Step Hyp Ref Expression
1 modcl
 |-  ( ( A e. RR /\ M e. RR+ ) -> ( A mod M ) e. RR )
2 1 3adant2
 |-  ( ( A e. RR /\ B e. RR /\ M e. RR+ ) -> ( A mod M ) e. RR )
3 simp1
 |-  ( ( A e. RR /\ B e. RR /\ M e. RR+ ) -> A e. RR )
4 simp2
 |-  ( ( A e. RR /\ B e. RR /\ M e. RR+ ) -> B e. RR )
5 simp3
 |-  ( ( A e. RR /\ B e. RR /\ M e. RR+ ) -> M e. RR+ )
6 modabs2
 |-  ( ( A e. RR /\ M e.
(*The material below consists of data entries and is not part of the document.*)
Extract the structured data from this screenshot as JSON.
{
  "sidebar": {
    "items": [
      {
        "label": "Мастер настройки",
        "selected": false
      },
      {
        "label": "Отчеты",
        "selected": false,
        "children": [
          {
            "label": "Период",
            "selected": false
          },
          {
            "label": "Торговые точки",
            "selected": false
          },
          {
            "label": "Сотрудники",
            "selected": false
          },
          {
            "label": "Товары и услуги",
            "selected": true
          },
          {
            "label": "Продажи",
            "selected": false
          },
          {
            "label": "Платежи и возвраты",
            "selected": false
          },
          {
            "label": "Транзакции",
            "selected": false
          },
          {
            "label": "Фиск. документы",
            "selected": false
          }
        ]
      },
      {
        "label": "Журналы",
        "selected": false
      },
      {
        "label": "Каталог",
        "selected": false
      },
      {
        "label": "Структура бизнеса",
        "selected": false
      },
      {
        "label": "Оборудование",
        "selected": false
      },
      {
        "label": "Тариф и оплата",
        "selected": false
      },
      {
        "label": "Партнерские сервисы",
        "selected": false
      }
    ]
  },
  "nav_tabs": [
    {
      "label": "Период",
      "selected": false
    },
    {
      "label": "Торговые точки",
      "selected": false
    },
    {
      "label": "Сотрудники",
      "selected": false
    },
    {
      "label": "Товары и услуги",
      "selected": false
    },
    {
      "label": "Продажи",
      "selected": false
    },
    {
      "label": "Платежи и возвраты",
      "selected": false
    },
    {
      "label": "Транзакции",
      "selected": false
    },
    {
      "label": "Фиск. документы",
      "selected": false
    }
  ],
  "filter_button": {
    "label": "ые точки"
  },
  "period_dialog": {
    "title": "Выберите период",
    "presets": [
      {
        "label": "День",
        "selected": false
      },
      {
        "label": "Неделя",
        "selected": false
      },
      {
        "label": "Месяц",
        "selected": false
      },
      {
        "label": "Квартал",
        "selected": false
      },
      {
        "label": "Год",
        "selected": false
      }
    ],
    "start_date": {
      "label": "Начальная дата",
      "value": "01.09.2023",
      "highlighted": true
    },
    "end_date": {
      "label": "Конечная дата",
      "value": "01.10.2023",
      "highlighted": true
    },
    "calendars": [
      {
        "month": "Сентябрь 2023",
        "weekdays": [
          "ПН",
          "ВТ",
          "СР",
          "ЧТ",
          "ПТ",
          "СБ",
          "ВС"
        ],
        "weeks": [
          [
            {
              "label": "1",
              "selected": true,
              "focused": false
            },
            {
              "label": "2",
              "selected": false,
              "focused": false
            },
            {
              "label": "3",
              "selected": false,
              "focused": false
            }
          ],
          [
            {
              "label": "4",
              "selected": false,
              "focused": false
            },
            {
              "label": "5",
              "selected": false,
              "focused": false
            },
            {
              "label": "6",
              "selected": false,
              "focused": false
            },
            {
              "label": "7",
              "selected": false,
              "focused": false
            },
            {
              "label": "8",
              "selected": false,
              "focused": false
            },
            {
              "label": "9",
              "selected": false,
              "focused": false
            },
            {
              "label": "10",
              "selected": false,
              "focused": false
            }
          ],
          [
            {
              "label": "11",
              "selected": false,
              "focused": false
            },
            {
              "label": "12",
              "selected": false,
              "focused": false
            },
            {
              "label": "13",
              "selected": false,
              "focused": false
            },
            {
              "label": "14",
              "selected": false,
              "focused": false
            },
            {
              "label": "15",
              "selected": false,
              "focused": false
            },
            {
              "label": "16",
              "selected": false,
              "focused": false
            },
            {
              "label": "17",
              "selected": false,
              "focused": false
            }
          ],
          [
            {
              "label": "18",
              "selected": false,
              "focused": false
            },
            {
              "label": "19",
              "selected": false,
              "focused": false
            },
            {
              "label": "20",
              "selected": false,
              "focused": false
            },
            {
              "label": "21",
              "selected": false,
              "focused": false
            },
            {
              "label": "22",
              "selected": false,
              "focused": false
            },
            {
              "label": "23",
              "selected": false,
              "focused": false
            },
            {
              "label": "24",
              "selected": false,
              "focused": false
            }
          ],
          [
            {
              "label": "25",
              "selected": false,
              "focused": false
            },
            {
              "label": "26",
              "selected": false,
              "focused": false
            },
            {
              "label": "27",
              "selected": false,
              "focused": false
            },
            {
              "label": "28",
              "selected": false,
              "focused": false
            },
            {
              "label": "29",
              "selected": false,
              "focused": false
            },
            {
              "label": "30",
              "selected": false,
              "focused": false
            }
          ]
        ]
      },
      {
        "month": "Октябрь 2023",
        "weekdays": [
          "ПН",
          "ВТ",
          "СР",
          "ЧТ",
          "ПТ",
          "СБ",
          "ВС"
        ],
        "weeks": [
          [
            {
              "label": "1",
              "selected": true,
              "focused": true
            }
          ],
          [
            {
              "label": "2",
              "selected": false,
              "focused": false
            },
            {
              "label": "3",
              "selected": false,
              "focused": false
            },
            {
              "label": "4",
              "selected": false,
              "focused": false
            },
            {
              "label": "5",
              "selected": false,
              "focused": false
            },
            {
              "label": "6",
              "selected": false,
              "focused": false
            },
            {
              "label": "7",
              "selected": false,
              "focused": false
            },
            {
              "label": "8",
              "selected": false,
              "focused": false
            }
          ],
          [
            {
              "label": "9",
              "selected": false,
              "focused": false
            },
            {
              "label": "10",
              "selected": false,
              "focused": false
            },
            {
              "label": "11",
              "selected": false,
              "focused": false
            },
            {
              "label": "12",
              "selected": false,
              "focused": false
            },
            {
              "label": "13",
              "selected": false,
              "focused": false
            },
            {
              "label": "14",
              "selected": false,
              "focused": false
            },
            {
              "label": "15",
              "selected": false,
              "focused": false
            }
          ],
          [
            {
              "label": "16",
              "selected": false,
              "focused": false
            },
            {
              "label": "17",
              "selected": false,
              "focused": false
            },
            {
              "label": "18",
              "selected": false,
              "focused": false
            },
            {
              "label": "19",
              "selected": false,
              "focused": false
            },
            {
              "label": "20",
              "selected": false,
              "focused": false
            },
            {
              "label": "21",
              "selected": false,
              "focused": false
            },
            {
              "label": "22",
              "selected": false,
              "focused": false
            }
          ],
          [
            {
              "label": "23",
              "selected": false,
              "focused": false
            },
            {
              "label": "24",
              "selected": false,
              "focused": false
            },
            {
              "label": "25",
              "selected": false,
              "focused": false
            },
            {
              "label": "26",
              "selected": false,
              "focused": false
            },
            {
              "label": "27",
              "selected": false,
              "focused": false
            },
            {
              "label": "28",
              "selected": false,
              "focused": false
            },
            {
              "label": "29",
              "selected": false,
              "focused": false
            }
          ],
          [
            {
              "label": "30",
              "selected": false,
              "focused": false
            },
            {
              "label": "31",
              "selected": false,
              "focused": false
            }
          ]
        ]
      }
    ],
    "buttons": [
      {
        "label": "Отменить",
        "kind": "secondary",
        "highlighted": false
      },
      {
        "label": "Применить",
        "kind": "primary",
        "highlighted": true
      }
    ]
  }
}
RR+ ) -> ( ( A mod M ) mod M ) = ( A mod M ) )
7 6 3adant2
 |-  ( ( A e. RR /\ B e. RR /\ M e. RR+ ) -> ( ( A mod M ) mod M ) = ( A mod M ) )
8 eqidd
 |-  ( ( A e. RR /\ B e. RR /\ M e. RR+ ) -> ( B mod M ) = ( B mod M ) )
9 2 3 4 4 5 7 8 modsub12d
 |-  ( ( A e. RR /\ B e. RR /\ M e. RR+ ) -> ( ( ( A mod M ) - B ) mod M ) = ( ( A - B ) mod M ) )